The state of New York has gotten itself into a pickle with enactment of its immigration-obstructionist "Green-Light law", which grants driver's licenses to illegal aliens, but then goes much further and prohibits state agencies from sharing any motor vehicle and license data with federal immigration agencies that are part of the Department of Homeland Security (DHS). (See here and here.)
The high-fives had barely begun at the legislature and governor's mansion before county clerks and sheriff's offices began condemning the law as an invitation to fraud that potentially puts New Yorkers at risk by virtually guaranteeing that even criminals and public security risks would end up walking out of a state driver's license bureau with brand-new licenses or identification cards in hand. One county clerk went so far as to initiate a lawsuit to block implementation of the law.
The reasons for the deep concern over this myopic law are multiple and valid. Even the U.S. attorneys for the four federal districts in New York — Northern, Southern, Eastern and Western — piled on with a jointly authored op-ed simultaneously published in several New York newspapers decrying the adverse public safety effects the law would engender.
But none of that was the worst of it; after all, anyone can outlast a little bit of temporary bad press and public complaints. What happened next is when the balance shifted. Both the legislators and governor were shocked — shocked! — when for once in its lackluster existence, DHS showed some backbone and in turn declared that it would no longer issue or renew trusted traveler certifications for New Yorkers.
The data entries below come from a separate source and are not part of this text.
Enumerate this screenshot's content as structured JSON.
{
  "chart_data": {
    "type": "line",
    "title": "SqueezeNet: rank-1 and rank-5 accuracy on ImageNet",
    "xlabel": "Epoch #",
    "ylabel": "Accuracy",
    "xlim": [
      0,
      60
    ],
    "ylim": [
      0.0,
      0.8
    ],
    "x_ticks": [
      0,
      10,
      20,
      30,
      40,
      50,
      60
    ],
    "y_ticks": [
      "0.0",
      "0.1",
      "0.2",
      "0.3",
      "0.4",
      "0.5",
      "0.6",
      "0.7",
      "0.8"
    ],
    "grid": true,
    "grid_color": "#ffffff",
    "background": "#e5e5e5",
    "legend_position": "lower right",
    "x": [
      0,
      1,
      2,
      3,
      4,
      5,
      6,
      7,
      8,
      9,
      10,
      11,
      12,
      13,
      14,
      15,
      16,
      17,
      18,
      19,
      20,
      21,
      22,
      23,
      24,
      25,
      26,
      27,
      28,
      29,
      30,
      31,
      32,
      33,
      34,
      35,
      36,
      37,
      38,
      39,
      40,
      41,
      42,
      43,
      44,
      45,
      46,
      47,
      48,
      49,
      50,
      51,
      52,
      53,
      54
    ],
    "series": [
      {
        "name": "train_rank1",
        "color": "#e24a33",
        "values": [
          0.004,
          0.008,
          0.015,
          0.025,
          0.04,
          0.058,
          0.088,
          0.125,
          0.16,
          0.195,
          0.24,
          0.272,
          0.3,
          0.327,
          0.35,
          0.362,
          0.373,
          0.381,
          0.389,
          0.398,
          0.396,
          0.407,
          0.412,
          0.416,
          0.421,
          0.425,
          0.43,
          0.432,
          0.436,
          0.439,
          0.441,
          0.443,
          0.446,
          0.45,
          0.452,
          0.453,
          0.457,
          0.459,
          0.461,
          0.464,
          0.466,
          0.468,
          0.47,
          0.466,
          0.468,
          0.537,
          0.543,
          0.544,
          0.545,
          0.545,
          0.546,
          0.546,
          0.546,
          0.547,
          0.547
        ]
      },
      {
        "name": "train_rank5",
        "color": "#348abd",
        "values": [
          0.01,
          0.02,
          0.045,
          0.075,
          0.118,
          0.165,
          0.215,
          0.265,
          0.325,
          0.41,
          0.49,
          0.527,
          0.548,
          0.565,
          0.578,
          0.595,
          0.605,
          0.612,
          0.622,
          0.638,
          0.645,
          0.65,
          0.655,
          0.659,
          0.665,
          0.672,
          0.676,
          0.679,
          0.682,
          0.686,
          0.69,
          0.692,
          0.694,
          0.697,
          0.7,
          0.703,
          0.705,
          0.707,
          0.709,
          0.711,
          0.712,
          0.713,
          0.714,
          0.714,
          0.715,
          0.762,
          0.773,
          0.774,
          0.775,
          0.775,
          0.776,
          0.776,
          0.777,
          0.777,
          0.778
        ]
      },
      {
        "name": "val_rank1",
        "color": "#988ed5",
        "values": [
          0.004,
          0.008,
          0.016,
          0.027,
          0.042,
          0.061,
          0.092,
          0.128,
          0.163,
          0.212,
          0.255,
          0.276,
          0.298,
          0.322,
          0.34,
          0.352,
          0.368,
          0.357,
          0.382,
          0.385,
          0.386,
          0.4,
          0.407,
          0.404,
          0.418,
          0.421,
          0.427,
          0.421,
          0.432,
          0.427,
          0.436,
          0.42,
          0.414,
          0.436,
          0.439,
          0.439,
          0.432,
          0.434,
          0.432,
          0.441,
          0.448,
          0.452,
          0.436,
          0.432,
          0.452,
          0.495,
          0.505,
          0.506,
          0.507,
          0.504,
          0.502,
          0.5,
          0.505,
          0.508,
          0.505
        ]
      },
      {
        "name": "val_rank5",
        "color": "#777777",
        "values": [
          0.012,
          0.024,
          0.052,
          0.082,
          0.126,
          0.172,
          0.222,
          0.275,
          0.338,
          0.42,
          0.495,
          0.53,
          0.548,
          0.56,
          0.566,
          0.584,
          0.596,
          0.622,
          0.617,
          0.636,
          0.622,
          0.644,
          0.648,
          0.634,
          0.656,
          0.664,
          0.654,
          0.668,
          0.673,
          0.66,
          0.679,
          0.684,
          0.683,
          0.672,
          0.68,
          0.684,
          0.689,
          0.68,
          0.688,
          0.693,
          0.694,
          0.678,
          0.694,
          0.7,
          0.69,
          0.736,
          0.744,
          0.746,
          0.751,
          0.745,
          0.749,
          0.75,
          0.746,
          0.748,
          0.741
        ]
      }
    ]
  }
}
All of a sudden Governor Andrew Cuomo is trying to play "let's make a deal" with DHS to put trusted traveler programs back on the table for the state's 20-plus million denizens. His most recent proposal is that the state will in fact provide department of motor vehicles data to immigration agencies — but stop short of giving them Social Security numbers. I'm a little puzzled by this offer. Is New York State an autocracy and Governor Cuomo the chief czar? How, exactly, does he get to pick and choose which part of a law that the legislature just passed, and that he signed into law, that he's going to honor? More likely, the reality is that he either has to shut up and enforce it in its entirety, or go back to the legislature and ask them to undo what should never have been done in the first place.
Cuomo is quoted as saying:
The Social Security numbers are the indicator of documented or undocumented, and I will never give them the Social Security numbers in the DMV database — over my dead body will I do that.
Huh. When exactly did the state of New York begin issuing Social Security numbers? Oh wait, they don't! So let me see if I have this straight: New York will refuse to give one part of the federal government official identifiers that have been issued by another part of the federal government, when the state happens to collect those numbers for its own purposes. How cockamamie is that?
It seems to me that the counter to Cuomo's offer is simple. First, DHS must hold strong; no bargaining of the sort that ends up benefiting one of its agencies over another, or that ends up with a partial victory of any kind — because such a victory would be Pyrrhic indeed, after all the tough administration talk about fighting sanctuaries with every weapon at its disposal.
Second, the Social Security Administration should promulgate a regulation on an expedited basis that prohibits state and local governments from denying provision of its information and identifiers to any department or agency of the federal government in the pursuit of its lawful duties. The penalties for violating the prohibition? Surely someone at SSA can come up with something creative, but, at the very least, it would provide the basis for New York's U.S. attorneys (as well as all other U.S. attorneys elsewhere) to file a lawsuit to have courts enjoin state or local governments from engaging in such obstruction.
Hello? Is anyone in Washington listening? Isn't it time that the federal government's actions to counter sanctuary policies became a fully coordinated interagency effort?